Madmoizelle. Lou Eve, tu tiens depuis plusieurs années un compte Instagram où tu partages tes réflexions sur les sujets décoloniaux, anticapitalistes et féministes. En 2021, tu as participé à l’essai collectif “Nos amours radicales” (Édition Les Insolentes). Comment en es-tu venue à te lancer dans l’écriture d’un roman ?
Lou Eve. Avec mon compte Instagram, j’étais plutôt habituée à effectuer un travail de vulgarisation et à produire ma pensée sous forme d’essai. J’avais envie de m’exprimer différemment sur ces sujets et de sortir de l’essai argumenté, forme à laquelle j’étais super habituée, depuis mes études (en Sciences Politiques, NDLR). Et la forme fictionnelle me permettait d’aborder plus de sujets que dans un essai.
Je voulais évoquer le très joli titre de ton roman, “Sous les Strates”. Est-ce qu’il s’agissait de ta première idée et que signifie-t-il ?
Ce n’était pas le premier choix. A l’origine, on était parti avec les éditrices sur “La renaissance du monstre”. On voulait axer sur la transformation, la mutation de Linh (le personnage principal du roman, ndlr). On a finalement changé car le titre était trop proche de celui du livre de Tal Madesta, sorti cette année (“La fin des monstres”, ndlr).

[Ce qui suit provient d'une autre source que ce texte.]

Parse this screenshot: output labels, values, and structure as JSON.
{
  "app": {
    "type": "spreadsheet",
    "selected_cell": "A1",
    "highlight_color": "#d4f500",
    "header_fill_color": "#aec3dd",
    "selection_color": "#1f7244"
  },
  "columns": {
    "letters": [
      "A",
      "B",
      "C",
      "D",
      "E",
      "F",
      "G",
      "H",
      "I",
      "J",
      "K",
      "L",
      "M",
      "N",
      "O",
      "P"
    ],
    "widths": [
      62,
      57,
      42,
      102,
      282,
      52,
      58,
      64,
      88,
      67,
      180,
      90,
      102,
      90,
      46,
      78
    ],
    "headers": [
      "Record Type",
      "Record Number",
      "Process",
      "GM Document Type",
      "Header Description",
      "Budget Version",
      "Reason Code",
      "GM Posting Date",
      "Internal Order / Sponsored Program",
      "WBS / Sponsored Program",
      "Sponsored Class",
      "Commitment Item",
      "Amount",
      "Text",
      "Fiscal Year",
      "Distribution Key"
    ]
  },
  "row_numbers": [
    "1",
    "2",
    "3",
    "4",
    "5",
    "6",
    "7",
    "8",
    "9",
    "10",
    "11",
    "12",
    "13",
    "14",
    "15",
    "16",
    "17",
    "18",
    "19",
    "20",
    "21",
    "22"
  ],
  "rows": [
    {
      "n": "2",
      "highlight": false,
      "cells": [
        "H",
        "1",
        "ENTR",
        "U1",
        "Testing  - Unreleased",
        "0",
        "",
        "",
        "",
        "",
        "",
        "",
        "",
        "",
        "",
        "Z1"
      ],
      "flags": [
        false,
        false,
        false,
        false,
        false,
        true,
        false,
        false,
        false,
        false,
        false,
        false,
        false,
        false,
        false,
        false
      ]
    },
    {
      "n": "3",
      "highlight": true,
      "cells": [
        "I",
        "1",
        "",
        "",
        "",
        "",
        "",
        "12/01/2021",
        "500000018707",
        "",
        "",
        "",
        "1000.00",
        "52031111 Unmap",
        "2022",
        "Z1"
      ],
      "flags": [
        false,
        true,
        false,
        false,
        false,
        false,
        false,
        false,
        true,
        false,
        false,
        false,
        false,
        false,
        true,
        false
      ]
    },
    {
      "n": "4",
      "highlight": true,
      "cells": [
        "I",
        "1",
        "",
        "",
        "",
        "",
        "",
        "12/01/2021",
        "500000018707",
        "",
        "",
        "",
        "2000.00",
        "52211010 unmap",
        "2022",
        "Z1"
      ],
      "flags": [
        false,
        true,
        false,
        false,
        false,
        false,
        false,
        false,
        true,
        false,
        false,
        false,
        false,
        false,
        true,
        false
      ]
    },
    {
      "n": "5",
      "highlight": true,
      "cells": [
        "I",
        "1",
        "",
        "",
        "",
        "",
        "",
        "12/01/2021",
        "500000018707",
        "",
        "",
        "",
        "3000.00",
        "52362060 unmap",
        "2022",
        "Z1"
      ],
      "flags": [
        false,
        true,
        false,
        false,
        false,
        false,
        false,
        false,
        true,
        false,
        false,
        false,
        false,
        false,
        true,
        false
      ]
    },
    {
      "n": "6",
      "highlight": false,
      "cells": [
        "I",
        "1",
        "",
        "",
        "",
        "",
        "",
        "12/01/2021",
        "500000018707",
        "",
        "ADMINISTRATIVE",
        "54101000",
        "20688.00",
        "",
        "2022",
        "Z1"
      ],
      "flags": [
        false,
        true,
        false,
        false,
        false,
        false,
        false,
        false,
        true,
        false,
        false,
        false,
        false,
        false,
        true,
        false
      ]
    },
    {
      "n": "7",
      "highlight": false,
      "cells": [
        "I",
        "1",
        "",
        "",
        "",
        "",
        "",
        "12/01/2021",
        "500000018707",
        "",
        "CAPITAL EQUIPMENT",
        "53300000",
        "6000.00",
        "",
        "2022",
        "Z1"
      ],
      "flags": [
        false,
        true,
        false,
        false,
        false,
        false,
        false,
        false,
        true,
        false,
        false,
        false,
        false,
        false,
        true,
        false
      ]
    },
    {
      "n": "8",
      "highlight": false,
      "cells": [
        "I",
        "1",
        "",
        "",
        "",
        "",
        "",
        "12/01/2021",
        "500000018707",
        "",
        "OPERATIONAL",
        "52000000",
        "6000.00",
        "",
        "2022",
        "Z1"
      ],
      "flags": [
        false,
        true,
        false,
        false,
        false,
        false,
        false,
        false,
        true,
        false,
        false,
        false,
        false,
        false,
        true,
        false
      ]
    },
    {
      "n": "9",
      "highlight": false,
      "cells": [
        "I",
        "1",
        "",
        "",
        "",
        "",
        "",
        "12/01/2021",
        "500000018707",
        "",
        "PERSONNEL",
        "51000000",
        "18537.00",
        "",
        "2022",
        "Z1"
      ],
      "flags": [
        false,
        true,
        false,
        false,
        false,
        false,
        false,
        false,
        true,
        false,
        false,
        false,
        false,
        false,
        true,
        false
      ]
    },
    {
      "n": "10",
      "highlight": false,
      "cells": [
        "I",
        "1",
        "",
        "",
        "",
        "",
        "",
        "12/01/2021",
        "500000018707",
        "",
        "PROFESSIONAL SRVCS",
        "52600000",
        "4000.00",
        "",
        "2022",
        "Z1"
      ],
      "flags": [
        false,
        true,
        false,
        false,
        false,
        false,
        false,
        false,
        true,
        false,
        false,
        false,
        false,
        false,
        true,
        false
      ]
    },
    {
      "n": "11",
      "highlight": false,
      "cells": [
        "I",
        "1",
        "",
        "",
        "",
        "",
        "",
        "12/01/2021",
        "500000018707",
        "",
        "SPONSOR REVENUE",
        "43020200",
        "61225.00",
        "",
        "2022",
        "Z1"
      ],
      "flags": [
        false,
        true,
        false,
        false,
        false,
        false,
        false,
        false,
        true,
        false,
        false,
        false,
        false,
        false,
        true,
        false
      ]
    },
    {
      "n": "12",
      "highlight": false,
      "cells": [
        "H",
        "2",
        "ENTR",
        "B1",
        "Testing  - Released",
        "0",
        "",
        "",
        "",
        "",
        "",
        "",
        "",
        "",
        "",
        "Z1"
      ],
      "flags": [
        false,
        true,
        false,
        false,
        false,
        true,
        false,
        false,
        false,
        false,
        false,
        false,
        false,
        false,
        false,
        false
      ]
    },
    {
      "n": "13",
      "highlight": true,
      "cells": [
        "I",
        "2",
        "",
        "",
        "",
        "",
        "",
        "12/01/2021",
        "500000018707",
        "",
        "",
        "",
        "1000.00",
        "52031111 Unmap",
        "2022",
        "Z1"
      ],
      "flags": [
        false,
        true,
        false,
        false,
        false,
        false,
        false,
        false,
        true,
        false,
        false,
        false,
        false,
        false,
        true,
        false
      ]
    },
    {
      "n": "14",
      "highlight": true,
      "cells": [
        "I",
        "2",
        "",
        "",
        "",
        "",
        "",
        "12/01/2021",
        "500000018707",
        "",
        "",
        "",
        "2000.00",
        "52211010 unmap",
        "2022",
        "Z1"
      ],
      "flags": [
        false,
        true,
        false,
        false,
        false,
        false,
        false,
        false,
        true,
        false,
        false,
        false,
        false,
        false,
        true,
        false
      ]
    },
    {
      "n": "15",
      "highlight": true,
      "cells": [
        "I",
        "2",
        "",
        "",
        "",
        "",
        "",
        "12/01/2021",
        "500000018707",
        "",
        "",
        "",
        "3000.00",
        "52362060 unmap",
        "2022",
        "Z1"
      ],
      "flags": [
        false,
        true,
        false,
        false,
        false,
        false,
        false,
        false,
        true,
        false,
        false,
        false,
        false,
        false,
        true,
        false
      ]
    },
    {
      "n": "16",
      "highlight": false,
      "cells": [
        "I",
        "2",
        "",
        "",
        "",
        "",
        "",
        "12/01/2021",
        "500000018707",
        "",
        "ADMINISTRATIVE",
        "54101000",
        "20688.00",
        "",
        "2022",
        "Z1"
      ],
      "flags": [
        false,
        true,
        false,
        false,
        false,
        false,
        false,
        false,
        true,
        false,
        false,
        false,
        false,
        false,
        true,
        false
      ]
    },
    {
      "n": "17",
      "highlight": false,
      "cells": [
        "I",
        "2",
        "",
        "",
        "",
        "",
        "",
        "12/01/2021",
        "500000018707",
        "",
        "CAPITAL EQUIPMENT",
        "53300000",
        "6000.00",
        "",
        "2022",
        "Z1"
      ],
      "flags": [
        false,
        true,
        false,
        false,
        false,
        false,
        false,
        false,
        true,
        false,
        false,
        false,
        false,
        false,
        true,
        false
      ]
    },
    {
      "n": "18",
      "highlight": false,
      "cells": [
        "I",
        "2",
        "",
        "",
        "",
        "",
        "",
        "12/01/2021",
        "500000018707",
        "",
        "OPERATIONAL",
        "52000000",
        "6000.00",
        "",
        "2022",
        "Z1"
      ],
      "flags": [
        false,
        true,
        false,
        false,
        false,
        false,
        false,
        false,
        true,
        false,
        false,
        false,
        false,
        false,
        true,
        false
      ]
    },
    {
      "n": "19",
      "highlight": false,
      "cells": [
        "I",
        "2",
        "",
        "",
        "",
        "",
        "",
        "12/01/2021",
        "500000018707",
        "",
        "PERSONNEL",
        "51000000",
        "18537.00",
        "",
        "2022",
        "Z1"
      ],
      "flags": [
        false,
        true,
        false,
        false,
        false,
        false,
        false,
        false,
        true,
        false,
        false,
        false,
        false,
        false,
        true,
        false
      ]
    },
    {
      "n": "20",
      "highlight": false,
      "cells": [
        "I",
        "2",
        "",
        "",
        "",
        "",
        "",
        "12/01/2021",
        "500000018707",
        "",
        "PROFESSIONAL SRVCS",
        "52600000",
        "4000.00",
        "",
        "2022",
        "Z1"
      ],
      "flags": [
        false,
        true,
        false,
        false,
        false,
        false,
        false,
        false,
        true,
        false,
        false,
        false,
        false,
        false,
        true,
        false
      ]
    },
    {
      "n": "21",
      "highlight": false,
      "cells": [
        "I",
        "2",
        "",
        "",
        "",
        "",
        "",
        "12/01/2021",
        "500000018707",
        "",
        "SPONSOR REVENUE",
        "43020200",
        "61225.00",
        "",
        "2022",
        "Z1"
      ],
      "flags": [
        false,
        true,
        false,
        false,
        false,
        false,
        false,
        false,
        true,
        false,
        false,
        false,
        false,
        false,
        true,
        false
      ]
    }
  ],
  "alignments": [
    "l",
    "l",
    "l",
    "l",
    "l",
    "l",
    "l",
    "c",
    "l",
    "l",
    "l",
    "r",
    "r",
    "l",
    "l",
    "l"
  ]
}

J’avais pensé depuis le début à l’idée des strates et à la thématique des interstices, de ce qui se trouve entre plusieurs espaces. Les strates reflétaient bien l’idée de toutes ces couches consécutives qui font partie de Linh. Je voulais inviter les lecteur·ices à aller les appréhender, à découvrir qui est Linh et tout ce qui gravite autour d’elle. Il y a vraiment cette idée d’aller chercher là-dessous et d’accepter l’imperfection de son histoire.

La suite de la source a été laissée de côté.